The students made more than one type of ancient brew, which they made using ancient brewing techniques from early human civilizations.
HOW TO MAKE THE 5,000 YEAR OLD BEER
Use either wheat, millet or barley seeds as your grain.
Cover the chosen grain with water and let it sprout – a process called malting.
After the grains have sprouted, crush the seeds and put them in water again.
Place this container with the mixture in the oven and heat it to 65 degrees Celsius (149 F) for an hour – this process is called mashing.
Seal the container with plastic and let it stand at room temperature for a week to ferment.
Professor Li Liu, a professor of Chinese archaeology at Stanford University, taught the class that brewed the beers.

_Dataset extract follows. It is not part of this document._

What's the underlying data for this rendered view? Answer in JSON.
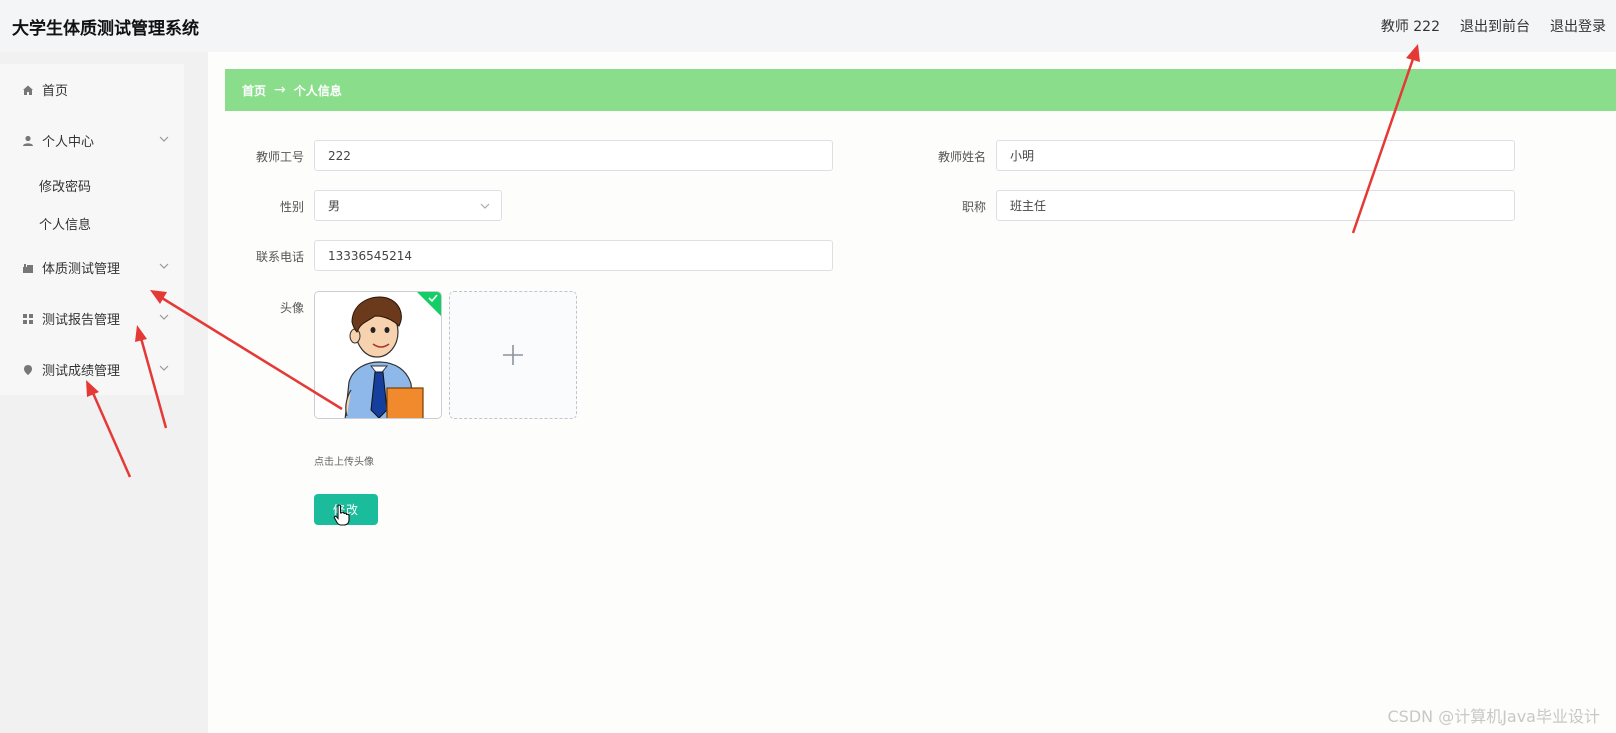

She said: ‘We include two different kinds of beer making – one is by chewing, and the other one is by sprouting the cereals.
‘We want students to understand how things were made and really have their hand on.
‘Archaeology is not just about reading books and analyzing artifacts.’
The students brewed the ancient beers as part of a course called Archaeology of Food: Production, Consumption and Ritual.
Professor Liu and other researchers discovered the ancient recipe by analyzing the residue on inner walls of pottery vessels found in a site in northeast China.
The ancient Chinese made beer mainly with cereal grains, including millet and barley, as well as with Job’s tears, a type of grass in Asia, according to the research.